Hayley was a good admirer and wrote lives of Milton, Cowper and Romney.
The best thing he ever did was to get a pension for Cowper, and Blake he
gave a great commission to illustrate a book.
It was Pitt whom Hayley persuaded to put Cowper on the pension list, and
it was Pitt who made Hayley the offer of the laureateship, and when he refused
it gave it to the poet Pye. Southey, who succeeded Pye and rescued the laureateship
from being preposterous, said of Hayley that everything about him was good
except his poetry.
In and about the church of Felpham lie Hayley and Dean Jackson, the Greek
scholar who retired here from Oxford and said to Squire Hayley that they
would be good neighbours by seeing little of each other.
He was tutor to the sons of George the Third, and one of the boys used
to say that he would give them such knocks on the forehead with his silver
pencil that the blood would flow. The east window in Felpham is in his memory,
and there is a charming statue of him in Oxford cathedral.
It was Hayley who brought William Blake to Felpham.
He had built himself a villa here on the death of his only son; it is
Turret House, behind the great flint walls near the church. Here the literary
squire, broken hearted by the death of his promising boy, lived like a hermit
out of the world, gathering only genius about him. Hayley was rich and Blake
was poor, and the little rich man brought the great poor man from London
to illustrate his books.
Blake did heads of poets for Hayley's library, and worked for three years
in his cottage carrying out the squire's commissions, but in the end he
could stand the squire no longer; he was pestered by Hayley's genteel ignorance
and polite disapprobation.
He came back to London and Hayley died and was buried. His thirty-line
epitaph is by his friend Mrs Opie, but more appealing are four of the few
good lines that Hayley ever wrote. They are addressed to the swallows who
were leaving the eaves of Turret House for their annual migration:
May God, by whom are seen and heard Departing man and wandering bird,
In mercy mark us for his own And guide us to the land unknown.

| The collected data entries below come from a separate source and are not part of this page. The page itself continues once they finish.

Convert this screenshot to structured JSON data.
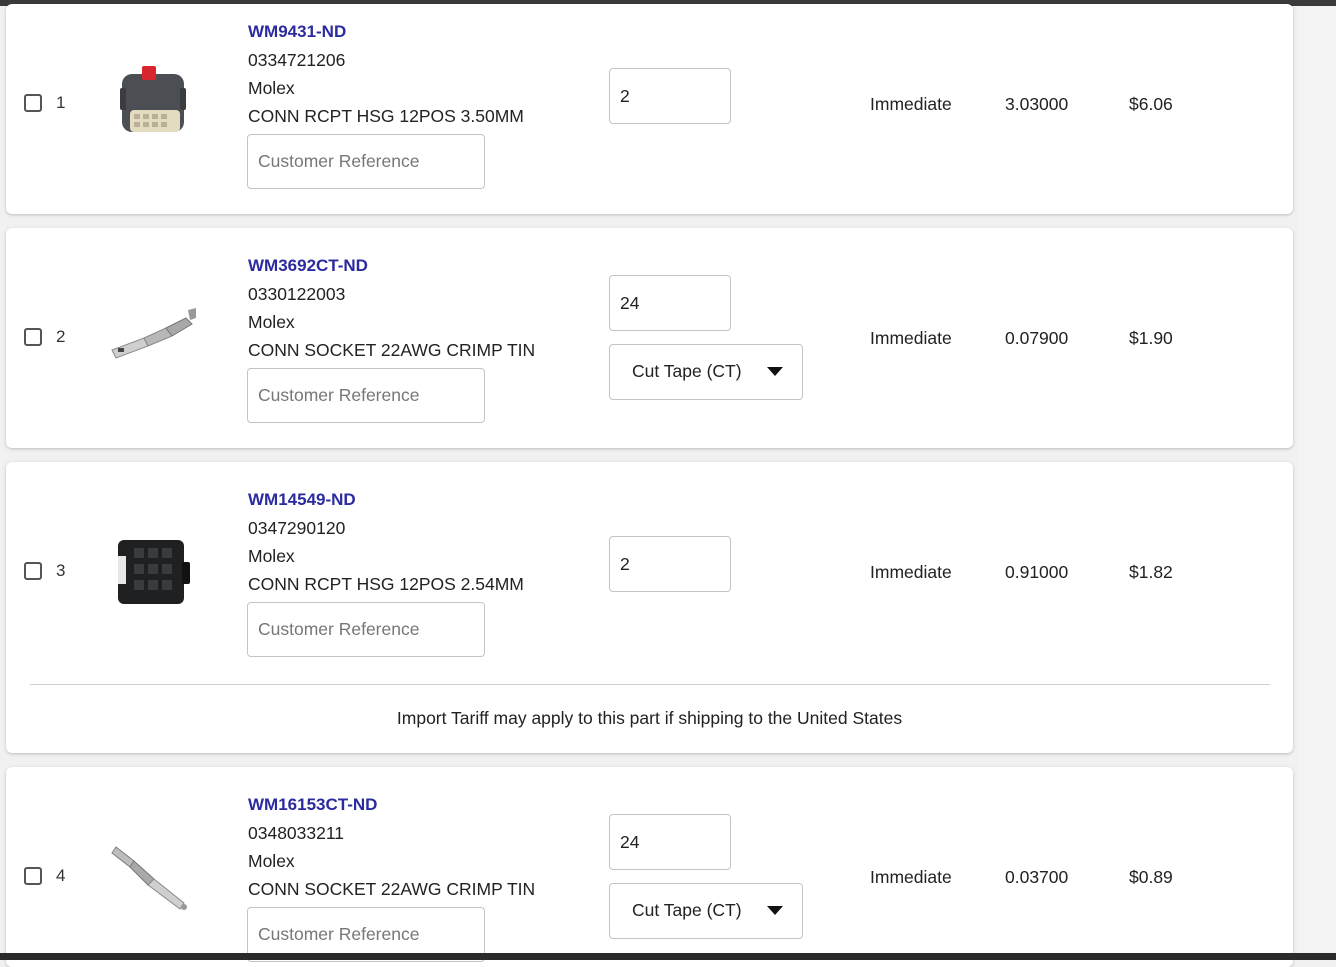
{
  "items": [
    {
      "index": "1",
      "part_number": "WM9431-ND",
      "mfr_part": "0334721206",
      "manufacturer": "Molex",
      "description": "CONN RCPT HSG 12POS 3.50MM",
      "customer_ref_placeholder": "Customer Reference",
      "quantity": "2",
      "availability": "Immediate",
      "unit_price": "3.03000",
      "extended_price": "$6.06",
      "thumb_icon": "connector-housing-gray-icon"
    },
    {
      "index": "2",
      "part_number": "WM3692CT-ND",
      "mfr_part": "0330122003",
      "manufacturer": "Molex",
      "description": "CONN SOCKET 22AWG CRIMP TIN",
      "customer_ref_placeholder": "Customer Reference",
      "quantity": "24",
      "packaging": "Cut Tape (CT)",
      "availability": "Immediate",
      "unit_price": "0.07900",
      "extended_price": "$1.90",
      "thumb_icon": "crimp-socket-icon"
    },
    {
      "index": "3",
      "part_number": "WM14549-ND",
      "mfr_part": "0347290120",
      "manufacturer": "Molex",
      "description": "CONN RCPT HSG 12POS 2.54MM",
      "customer_ref_placeholder": "Customer Reference",
      "quantity": "2",
      "availability": "Immediate",
      "unit_price": "0.91000",
      "extended_price": "$1.82",
      "note": "Import Tariff may apply to this part if shipping to the United States",
      "thumb_icon": "connector-housing-black-icon"
    },
    {
      "index": "4",
      "part_number": "WM16153CT-ND",
      "mfr_part": "0348033211",
      "manufacturer": "Molex",
      "description": "CONN SOCKET 22AWG CRIMP TIN",
      "customer_ref_placeholder": "Customer Reference",
      "quantity": "24",
      "packaging": "Cut Tape (CT)",
      "availability": "Immediate",
      "unit_price": "0.03700",
      "extended_price": "$0.89",
      "thumb_icon": "crimp-pin-icon"
    }
  ],
  "colors": {
    "part_link": "#2b2ba0",
    "card_bg": "#ffffff",
    "page_bg": "#f1f1f1"
  }
}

The big house where Hayley lived and died, and the cottage where Blake
lived and worked for him, are both as they were when Blake fell out of love
with his patronising friend. Blake's cottage has rooms which must be still
much as they were when he sat in them toiling at his amazing pictures.
Hayley was businesslike in his dealings with his publishers. During his
later years he wrote his own memoirs at a length which made two volumes,
and arranged, at the age of 67, that the publisher should pay him an annuity
for them for the rest of his life. He drew the annuity for eight years,
and when he died, in 1820, the manuscript was handed over to the publisher
for publication.
A curious man, over-sensitive to the verge of being ridiculous he was
an excellent talker and was in all the literary gossip of his time.